Tiap-tiap sesuatu ada batasan-batasannya. Itu sudah fitrah bagi semua makhluk. Dan kalau sudah bertemu batasnya, manusia bisa mengupayakan apa? Diberi sakit yang 'agak' serius saja kita butuh bantuan orang lain. Apalagi sudah menyangkut batasan usia. Sudah pasti lebih banyak lagi bantuan orang lain untuk mengurusnya.

Dan lucunya, manusia itu walau sudah tahu begitu banyak memiliki batasan-batasan kemampuan. Akan tetapi, suka tidak serius untuk membekali batas kesempatannya. Seringnya penyesalan datang di akhir. Waktu yang selalu berakhir. Tidak diisi dengan bijak dan pintar.

Dalam konteks Ramadhan, batasan ini adalah sisa hari-hari berpuasa. Lalu timbul pertanyaan dalam benakmu, bagaimana bila dua hari sisa ramadhan ini adalah batasan kesempatanmu untuk berpuasa? Bagaimana bila tidak akan dirimu jumpai puasa-puasa di tahun-tahun berikutnya? Bagaimana bila dalam dua hari ini adalah batasan Allah menurunkan rahmat dan ampunan-Nya? Sedangkan dirimu sudah terlanjur membatasi diri untuk tidak sungguh-sungguh beribadah.

Maka, tiap-tiap sesuatu ada batasan-batasannya. Tidaklah bijak bila upayamu hanya sebatas menggugurkan kewajiban. Hanya sebatas menjalani rutinitas.Tidak sungguh-sungguh menambal kekurangan. Sedangkan kesempatan untuk memperbaiki sesuatu, waktunya terbatas.
27 Ramadhan 1439H
#Ramadhanberkualitas
@azurazie_

Juni 11, 2018

MENYESUAIKAN

Dalam tiap-tiap keadaan, yang paling bijak adalah bagaimana bisa menyesuaikan. Bukan ingin selalu menang dan egois mengikuti mau sendiri atau sudah saja mengalah karena merasa tidak memiliki daya apa-apa.

Belajar menyesuaikan tanpa harus kehilangan jati diri. Semata-mata untuk tetap menyeimbangkan keadaan.

Seperti bijaknya air, ia mengalir menyesuaikan dengan keadaan. Apabila melewati turunan, dengan mudah mereka mengalir tanpa hambatan. Apabila menghadapi tanjakkan. Mereka tetap berusaha membendung hingga melampaui batasan. Meluber hingga akhirnya mengalir lagi sesuai dengan arahan.

Seperti bijaknya air, meski dari berbagai penjuru air mata sungai yang mengalir ke lautan. Mengalir air tawar itu, sampai laut menyesuaikan menjadi asin. Berbaur dengan keadaan. Tahu diri karena sifat air laut adalah asin. Tahu tempat. Tahu situasi.

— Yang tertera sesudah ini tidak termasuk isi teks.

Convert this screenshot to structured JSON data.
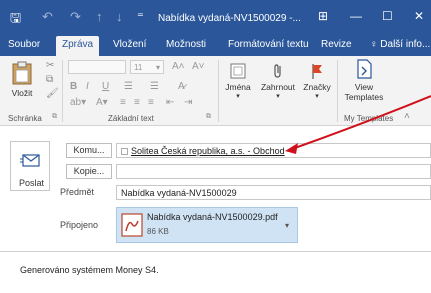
{
  "window": {
    "title": "Nabídka vydaná-NV1500029 -...",
    "icons": [
      "save-icon",
      "undo-icon",
      "redo-icon",
      "up-icon",
      "down-icon",
      "more-icon"
    ],
    "controls": [
      "ribbon-display-icon",
      "minimize-icon",
      "maximize-icon",
      "close-icon"
    ]
  },
  "tabs": [
    {
      "label": "Soubor",
      "active": false
    },
    {
      "label": "Zpráva",
      "active": true
    },
    {
      "label": "Vložení",
      "active": false
    },
    {
      "label": "Možnosti",
      "active": false
    },
    {
      "label": "Formátování textu",
      "active": false
    },
    {
      "label": "Revize",
      "active": false
    },
    {
      "label": "Další info...",
      "active": false
    }
  ],
  "ribbon": {
    "paste_label": "Vložit",
    "clipboard_group": "Schránka",
    "font_size": "11",
    "basic_text_group": "Základní text",
    "names_label": "Jména",
    "include_label": "Zahrnout",
    "tags_label": "Značky",
    "view_templates_label_1": "View",
    "view_templates_label_2": "Templates",
    "my_templates_group": "My Templates",
    "bold": "B",
    "italic": "I",
    "underline": "U"
  },
  "compose": {
    "send_label": "Poslat",
    "to_button": "Komu...",
    "cc_button": "Kopie...",
    "subject_label": "Předmět",
    "attached_label": "Připojeno",
    "to_value": "Solitea Česká republika, a.s. - Obchod",
    "cc_value": "",
    "subject_value": "Nabídka vydaná-NV1500029",
    "attachment_name": "Nabídka vydaná-NV1500029.pdf",
    "attachment_size": "86 KB",
    "body": "Generováno systémem Money S4."
  },
  "colors": {
    "title_bar": "#2b579a",
    "ribbon": "#f3f3f3",
    "attachment_bg": "#cfe3f5",
    "annotation_arrow": "#d0101b"
  }
}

Begitu pula dengan ibadah puasa, tubuh yang terbiasa menjalani puasa, ia tidak lah sulit menyesuaikan keadaan. Makan dan minum disesuaikan dengan kebutuhan waktunya. Yang tadinya makan di waktu siang. Disesuaikan di saat buka dan saur. Tidak lagi menuntut makan sepanjang hari, karena itu bisa membatalkan. Menyesuaikan dengan peraturan.

Makanya nyeleneh sekali apabila ada statment : hormatilah yang tidak berpuasa. Sebab, seharusnya yang tidak berpuasalah yang harus pandai menyesuaikan. Yang berpuasa sedang menjalani kewajibannya. Menyesuaikan dengan waktu-waktunya. Sedangkan yang tidak berpuasa menyesuaikan apa? Kewajiban saja tidak dijalani. Seharusnya lebih tahu diri untuk menghormati yang taat.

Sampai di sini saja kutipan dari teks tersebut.